Commence un cycle irréversible de désespoir, d'auto-destruction et de destruction orchestré avec intelligence et sagacité par Martin Legros qui évite l'écueil d'une lecture au premier degré de l'écriture semée de chausse-trappes de Marius von Mayenburg et assure une direction d'acteur au cordeau.
Dans un décor blanc minimaliste, qui ne crée pas tant un univers clinique qu'il installe une atmosphère d'irréalité exacerbant la représentation d'un réel distancié, et sous des lumières crues, tous deux conçus par Romain Delavaux, les scènes s'enchaînent d'une manière photographique, tels des instantanés flashés qui sortent du néant de l'horreur les épisodes "éclairants" de cette funeste tragédie.

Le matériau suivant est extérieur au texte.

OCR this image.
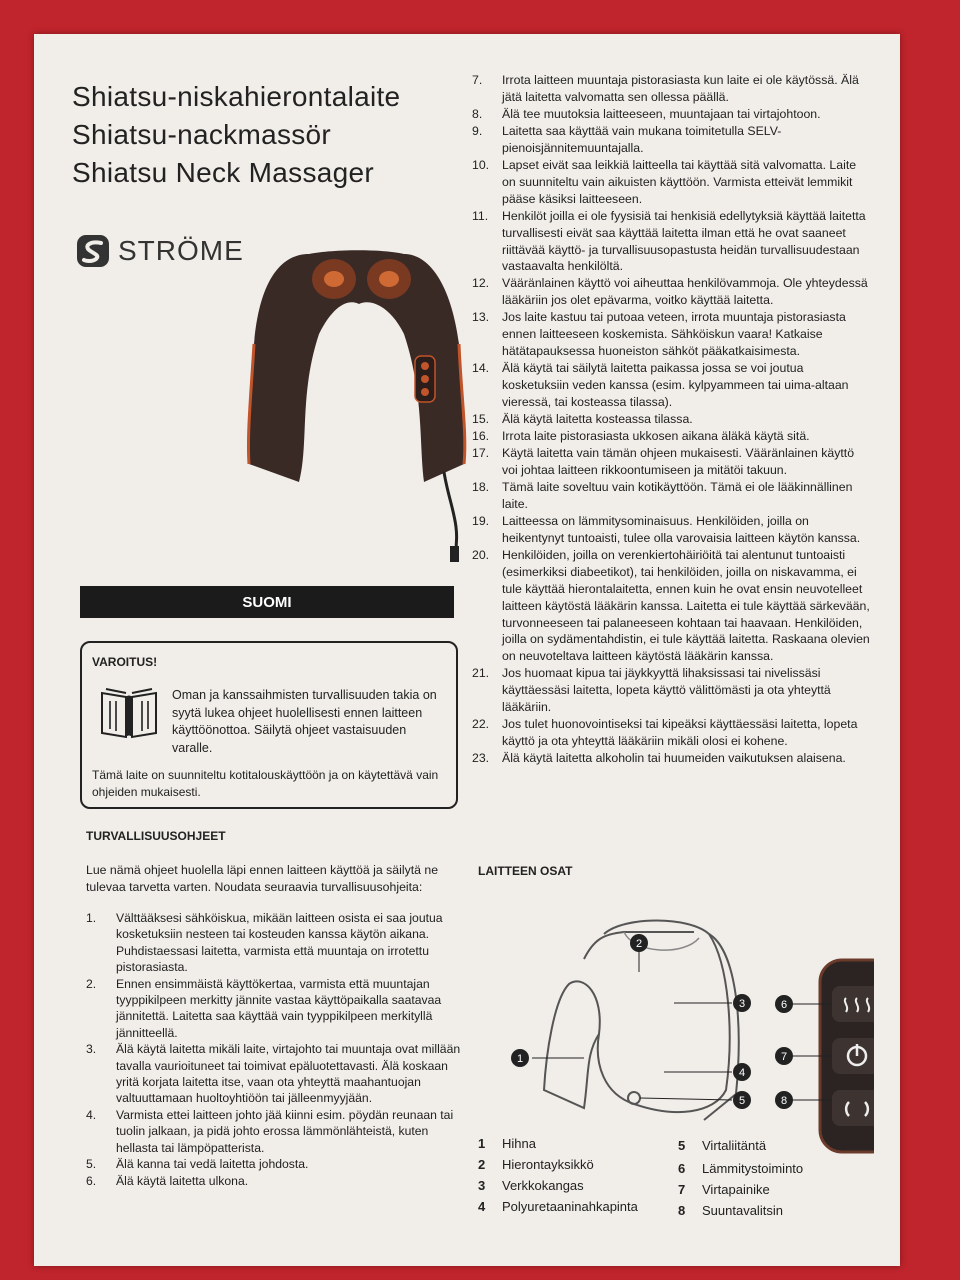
Shiatsu-niskahierontalaite
Shiatsu-nackmassör
Shiatsu Neck Massager
STRÖME
SUOMI
VAROITUS!
Oman ja kanssaihmisten turvallisuuden takia on syytä lukea ohjeet huolellisesti ennen laitteen käyttöönottoa. Säilytä ohjeet vastaisuuden varalle.
Tämä laite on suunniteltu kotitalouskäyttöön ja on käytettävä vain ohjeiden mukaisesti.
TURVALLISUUSOHJEET
Lue nämä ohjeet huolella läpi ennen laitteen käyttöä ja säilytä ne tulevaa tarvetta varten. Noudata seuraavia turvallisuusohjeita:
1. Välttääksesi sähköiskua, mikään laitteen osista ei saa joutua kosketuksiin nesteen tai kosteuden kanssa käytön aikana. Puhdistaessasi laitetta, varmista että muuntaja on irrotettu pistorasiasta.
2. Ennen ensimmäistä käyttökertaa, varmista että muuntajan tyyppikilpeen merkitty jännite vastaa käyttöpaikalla saatavaa jännitettä. Laitetta saa käyttää vain tyyppikilpeen merkityllä jännitteellä.
3. Älä käytä laitetta mikäli laite, virtajohto tai muuntaja ovat millään tavalla vaurioituneet tai toimivat epäluotettavasti. Älä koskaan yritä korjata laitetta itse, vaan ota yhteyttä maahantuojan valtuuttamaan huoltoyhtiöön tai jälleenmyyjään.
4. Varmista ettei laitteen johto jää kiinni esim. pöydän reunaan tai tuolin jalkaan, ja pidä johto erossa lämmönlähteistä, kuten hellasta tai lämpöpatterista.
5. Älä kanna tai vedä laitetta johdosta.
6. Älä käytä laitetta ulkona.
7. Irrota laitteen muuntaja pistorasiasta kun laite ei ole käytössä. Älä jätä laitetta valvomatta sen ollessa päällä.
8. Älä tee muutoksia laitteeseen, muuntajaan tai virtajohtoon.
9. Laitetta saa käyttää vain mukana toimitetulla SELV-pienoisjännitemuuntajalla.
10. Lapset eivät saa leikkiä laitteella tai käyttää sitä valvomatta. Laite on suunniteltu vain aikuisten käyttöön. Varmista etteivät lemmikit pääse käsiksi laitteeseen.
11. Henkilöt joilla ei ole fyysisiä tai henkisiä edellytyksiä käyttää laitetta turvallisesti eivät saa käyttää laitetta ilman että he ovat saaneet riittävää käyttö- ja turvallisuusopastusta heidän turvallisuudestaan vastaavalta henkilöltä.
12. Vääränlainen käyttö voi aiheuttaa henkilövammoja. Ole yhteydessä lääkäriin jos olet epävarma, voitko käyttää laitetta.
13. Jos laite kastuu tai putoaa veteen, irrota muuntaja pistorasiasta ennen laitteeseen koskemista. Sähköiskun vaara! Katkaise hätätapauksessa huoneiston sähköt pääkatkaisimesta.
14. Älä käytä tai säilytä laitetta paikassa jossa se voi joutua kosketuksiin veden kanssa (esim. kylpyammeen tai uima-altaan vieressä, tai kosteassa tilassa).
15. Älä käytä laitetta kosteassa tilassa.
16. Irrota laite pistorasiasta ukkosen aikana äläkä käytä sitä.
17. Käytä laitetta vain tämän ohjeen mukaisesti. Vääränlainen käyttö voi johtaa laitteen rikkoontumiseen ja mitätöi takuun.
18. Tämä laite soveltuu vain kotikäyttöön. Tämä ei ole lääkinnällinen laite.
19. Laitteessa on lämmitysominaisuus. Henkilöiden, joilla on heikentynyt tuntoaisti, tulee olla varovaisia laitteen käytön kanssa.
20. Henkilöiden, joilla on verenkiertohäiriöitä tai alentunut tuntoaisti (esimerkiksi diabeetikot), tai henkilöiden, joilla on niskavamma, ei tule käyttää hierontalaitetta, ennen kuin he ovat ensin neuvotelleet laitteen käytöstä lääkärin kanssa. Laitetta ei tule käyttää särkevään, turvonneeseen tai palaneeseen kohtaan tai haavaan. Henkilöiden, joilla on sydämentahdistin, ei tule käyttää laitetta. Raskaana olevien on neuvoteltava laitteen käytöstä lääkärin kanssa.
21. Jos huomaat kipua tai jäykkyyttä lihaksissasi tai nivelissäsi käyttäessäsi laitetta, lopeta käyttö välittömästi ja ota yhteyttä lääkäriin.
22. Jos tulet huonovointiseksi tai kipeäksi käyttäessäsi laitetta, lopeta käyttö ja ota yhteyttä lääkäriin mikäli olosi ei kohene.
23. Älä käytä laitetta alkoholin tai huumeiden vaikutuksen alaisena.
LAITTEEN OSAT
1
2
3
4
5
6
7
8
1 Hihna
2 Hierontayksikkö
3 Verkkokangas
4 Polyuretaaninahkapinta
5 Virtaliitäntä
6 Lämmitystoiminto
7 Virtapainike
8 Suuntavalitsin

Le jeu des comédiens - Stéphane Fauvel, le père, Sophie Lebrun, la mère, Joana Rosnoblet, la fille, Baptiste Legros, le fils, et Julien Girard, l'amoureux - s'avère d'une belle intensité dramatique, alors même qu'il n'est pas empreint de psychologisme, totalement en adéquation avec une partition terrifiante, miroir d'une humanité en dérélection, qui laisse le spectateur dans un état de sidération.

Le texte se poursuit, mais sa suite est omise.